頭から否定する必要も、また、ことさらに傾倒する必要もなくて、
ほほー、そういう人もいるのね。そういうこともあるわね。くらいでいいのでは?
というわけで、間違ってもNYにはキャリーのような人ばかりいるとか、around 40がみんなあのようだ、とか思わないようにしてほしいな。おけ?

で、この映画の楽しみ方は、お祭りでありファンミーティングであり、いってみればミュージシャンのコンサートに行くようなものである。好きなミュージシャンのコンサートには、ステージから自分が見えるわけないのに、オシャレをしていくでしょ。その感覚。
4人の登場人物の誰かになりきる必要はないけれど、彼女たちのように背筋をキュッと伸ばして闊歩して観に行こう。私がご一緒した殿方はすっかりMr. BIGになりきりでノリノリでしたが(笑、SATCの世界観を1つのイベントとして楽しむのが正解。

そう、そして映画館は、巨大なお茶の間と化すのである。こんなにオシャレして、館内が香水の香りで充満していても、完全お茶の間状態。
あちゃ〜それはないよ…というところで、会場全体から「あぁぁぁ〜」というため息。
時には手を叩き、大声で笑い、それも会場全体が一体となって。まさに家でテレビドラマを見て、あーでもないこーでもない、と言ってる感覚と同じ。
SATC1は見ていなくてもいいけど、ドラマシリーズはおさえていった方がいい。そうじゃないとこの一体感を得ることはできなくて、だったら1,800円のチケット代は少々もったいない。

映画: チェンジリング

Saturday, March 7th, 2009

チェンジリング

チェンジリング

予告編を見る度に「なんでわざわざ取り替えるのか?」が気になってしょうがなく、確かめに行ってきた。

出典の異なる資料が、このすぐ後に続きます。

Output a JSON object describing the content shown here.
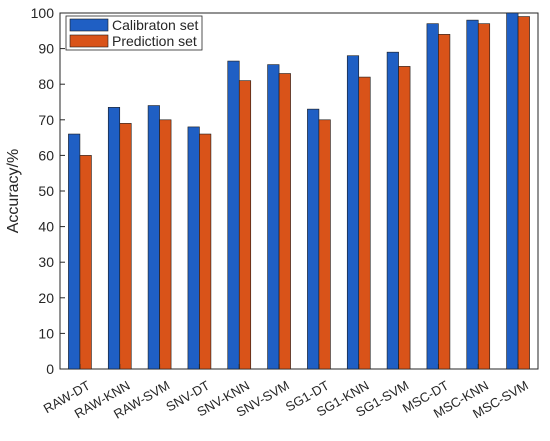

タイトルの「チェンジリング(Changeling)」は

チェンジリング=取り替え子。ヨーロッパの民話で、妖精が人間の子供をさらった後に置いていく妖精の子供。

という民話にヒントを得てつけたらしい。
「取り替え子」という日本語に背筋が凍るような不気味さを感じる。「チェンジリング」「Changeling」には感じないのに。漢字の威力ってすごい。しかも、相手が妖精じゃどうしようもないな、こりゃ…

という話ではなく、この映画は実話を元にしている。つまり相手は人間である。正直、これが実話じゃなかったら、奇想天外とも思える様々な展開にはついていけない…いや、ほんと想定外でした。まさに事実は小説よりなんとやら、である。
「あなたのお子さんです」「いや、違います」という議論も全くもって時間の無駄としか思えない。DNA鑑定の技術がまだない時代とはいえ身体的特徴を調べる方法はいくらでもある。

あきれるくらいの人権無視に加えて、すさまじいくらいの警察内部の腐敗…そんなことがまかり通っていた時代が生んだ悲劇。とも言えるけど、もっと単純な話、この悲劇を生んだ原因はただ『興味が無かった』だけのこと。
男性社会である警察にとって、女親と子供の組み合わせが合ってるかどうかなんてホント興味が無かったんだろう。残念ながら。